Again, (',") and (`,``) are two pairs of opposite colors.
Due to row 9, (``1)r9c6 and ("1)r9c8, `` and " cannot
be both true colors, so ` or ' must be true. Since ("1)r4c3
sees ('2)r4c3 and (`1)r4c6, it must be false, and so all
"-colored digits are false (all '-colored digits are true).
In terms of an AIC:

(1)r4c6=r9c6-(1=8)r9c8-r9c1=r8c2-(8=2)r2c2-r2c3=(2)r4c3 => -1 r4c3; ste

Regards,
jco

Edit: added solution with coloring in two steps.

[mith]

but I guess you want us to apply (e.g. to digits 368, block b6 and column c1) a trick based on uniqueness as in your EndorFin puzzle.

Denis, maybe I'm reading too much into this, but my posting a puzzle relying on uniqueness* in no way implies that I want you to use uniqueness on another puzzle.
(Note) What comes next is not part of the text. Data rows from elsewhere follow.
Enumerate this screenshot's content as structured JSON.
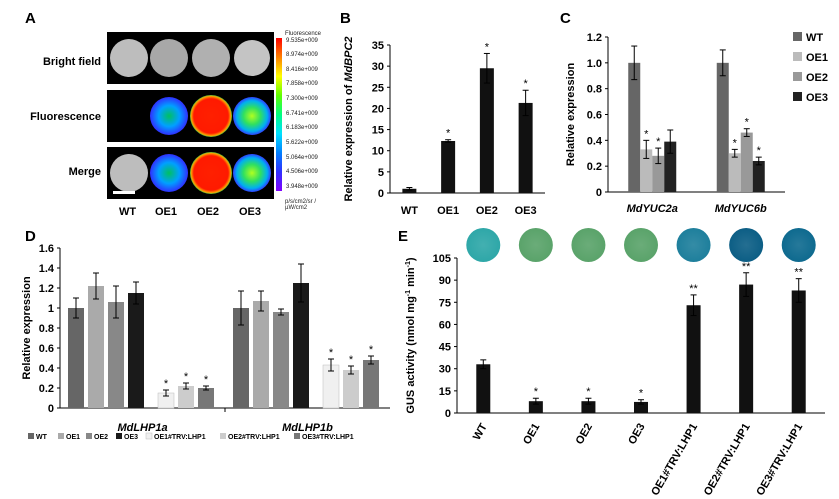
{
  "panels": {
    "A": {
      "letter": "A",
      "rows": [
        "Bright field",
        "Fluorescence",
        "Merge"
      ],
      "columns": [
        "WT",
        "OE1",
        "OE2",
        "OE3"
      ],
      "colorbar_title": "Fluorescence",
      "colorbar_ticks": [
        "9.535e+009",
        "8.974e+009",
        "8.416e+009",
        "7.858e+009",
        "7.300e+009",
        "6.741e+009",
        "6.183e+009",
        "5.622e+009",
        "5.064e+009",
        "4.506e+009",
        "3.948e+009"
      ],
      "colorbar_units": "p/s/cm2/sr / µW/cm2"
    },
    "B": {
      "letter": "B"
    },
    "C": {
      "letter": "C"
    },
    "D": {
      "letter": "D"
    },
    "E": {
      "letter": "E"
    }
  },
  "chart_data": [
    {
      "id": "B",
      "type": "bar",
      "categories": [
        "WT",
        "OE1",
        "OE2",
        "OE3"
      ],
      "values": [
        1.0,
        12.3,
        29.5,
        21.3
      ],
      "errors": [
        0.3,
        0.3,
        3.5,
        3.0
      ],
      "significance": [
        "",
        "*",
        "*",
        "*"
      ],
      "ylabel_prefix": "Relative expression of ",
      "ylabel_gene": "MdBPC2",
      "ylim": [
        0,
        35
      ],
      "yticks": [
        "0",
        "5",
        "10",
        "15",
        "20",
        "25",
        "30",
        "35"
      ],
      "bar_color": "#111111"
    },
    {
      "id": "C",
      "type": "bar",
      "groups": [
        "MdYUC2a",
        "MdYUC6b"
      ],
      "series": [
        {
          "name": "WT",
          "color": "#666666",
          "values": [
            1.0,
            1.0
          ],
          "errors": [
            0.13,
            0.1
          ],
          "significance": [
            "",
            ""
          ]
        },
        {
          "name": "OE1",
          "color": "#bbbbbb",
          "values": [
            0.33,
            0.3
          ],
          "errors": [
            0.07,
            0.03
          ],
          "significance": [
            "*",
            "*"
          ]
        },
        {
          "name": "OE2",
          "color": "#999999",
          "values": [
            0.28,
            0.46
          ],
          "errors": [
            0.06,
            0.03
          ],
          "significance": [
            "*",
            "*"
          ]
        },
        {
          "name": "OE3",
          "color": "#222222",
          "values": [
            0.39,
            0.24
          ],
          "errors": [
            0.09,
            0.03
          ],
          "significance": [
            "",
            "*"
          ]
        }
      ],
      "ylabel": "Relative expression",
      "ylim": [
        0,
        1.2
      ],
      "yticks": [
        "0",
        "0.2",
        "0.4",
        "0.6",
        "0.8",
        "1.0",
        "1.2"
      ]
    },
    {
      "id": "D",
      "type": "bar",
      "groups": [
        "MdLHP1a",
        "MdLHP1b"
      ],
      "series": [
        {
          "name": "WT",
          "color": "#666666",
          "values": [
            1.0,
            1.0
          ],
          "errors": [
            0.1,
            0.17
          ]
        },
        {
          "name": "OE1",
          "color": "#aaaaaa",
          "values": [
            1.22,
            1.07
          ],
          "errors": [
            0.13,
            0.1
          ]
        },
        {
          "name": "OE2",
          "color": "#888888",
          "values": [
            1.06,
            0.96
          ],
          "errors": [
            0.16,
            0.03
          ]
        },
        {
          "name": "OE3",
          "color": "#1a1a1a",
          "values": [
            1.15,
            1.25
          ],
          "errors": [
            0.11,
            0.19
          ]
        },
        {
          "name": "OE1#TRV:LHP1",
          "color": "#f0f0f0",
          "values": [
            0.15,
            0.43
          ],
          "errors": [
            0.03,
            0.06
          ],
          "significance": [
            "*",
            "*"
          ]
        },
        {
          "name": "OE2#TRV:LHP1",
          "color": "#cccccc",
          "values": [
            0.22,
            0.38
          ],
          "errors": [
            0.03,
            0.04
          ],
          "significance": [
            "*",
            "*"
          ]
        },
        {
          "name": "OE3#TRV:LHP1",
          "color": "#777777",
          "values": [
            0.2,
            0.48
          ],
          "errors": [
            0.02,
            0.04
          ],
          "significance": [
            "*",
            "*"
          ]
        }
      ],
      "ylabel": "Relative expression",
      "ylim": [
        0,
        1.6
      ],
      "yticks": [
        "0",
        "0.2",
        "0.4",
        "0.6",
        "0.8",
        "1",
        "1.2",
        "1.4",
        "1.6"
      ]
    },
    {
      "id": "E",
      "type": "bar",
      "categories": [
        "WT",
        "OE1",
        "OE2",
        "OE3",
        "OE1#TRV:LHP1",
        "OE2#TRV:LHP1",
        "OE3#TRV:LHP1"
      ],
      "values": [
        33,
        8,
        8,
        7.5,
        73,
        87,
        83
      ],
      "errors": [
        3,
        2,
        2,
        1.5,
        7,
        8,
        8
      ],
      "significance": [
        "",
        "*",
        "*",
        "*",
        "**",
        "**",
        "**"
      ],
      "ylabel_main": "GUS activity (nmol mg",
      "ylabel_sup1": "-1",
      "ylabel_mid": " min",
      "ylabel_sup2": "-1",
      "ylabel_end": ")",
      "ylim": [
        0,
        105
      ],
      "yticks": [
        "0",
        "15",
        "30",
        "45",
        "60",
        "75",
        "90",
        "105"
      ],
      "stain_colors": [
        "#2ea7a8",
        "#5aa36a",
        "#5aa36a",
        "#5aa36a",
        "#1e7f9c",
        "#0c5e85",
        "#0e6a8f"
      ],
      "bar_color": "#111111"
    }
  ]
}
If you're not happy with the trick in Endor Fins, that's fine; there's no reason to make little jabs like this in other threads. I post a wide variety of puzzles, and not everyone is going to like every puzzle I post. ~shrug~ (FWIW, though, when I posted this elsewhere I explicitly challenged people to find a solution without uniqueness. But some people here have no issue using uniqueness, and I have no problem with people finding such solutions. The real treat in this puzzle for a manual solver, IMO, is the number of naked singles needed, thus the title.)

It's entirely possible you didn't mean this in a negative way, and I'm just being overly sensitive, so apologies in advance if that is the case.

*which I do not believe is the case in the Endor Fins puzzles, see that thread; I have certainly posted uniqueness puzzles in the past though, such as Thunderstorm.

[denis_berthier]

but I guess you want us to apply (e.g. to digits 368, block b6 and column c1) a trick based on uniqueness as in your EndorFin puzzle.

Denis, maybe I'm reading too much into this,

Nothing to add. My guess must have been wrong.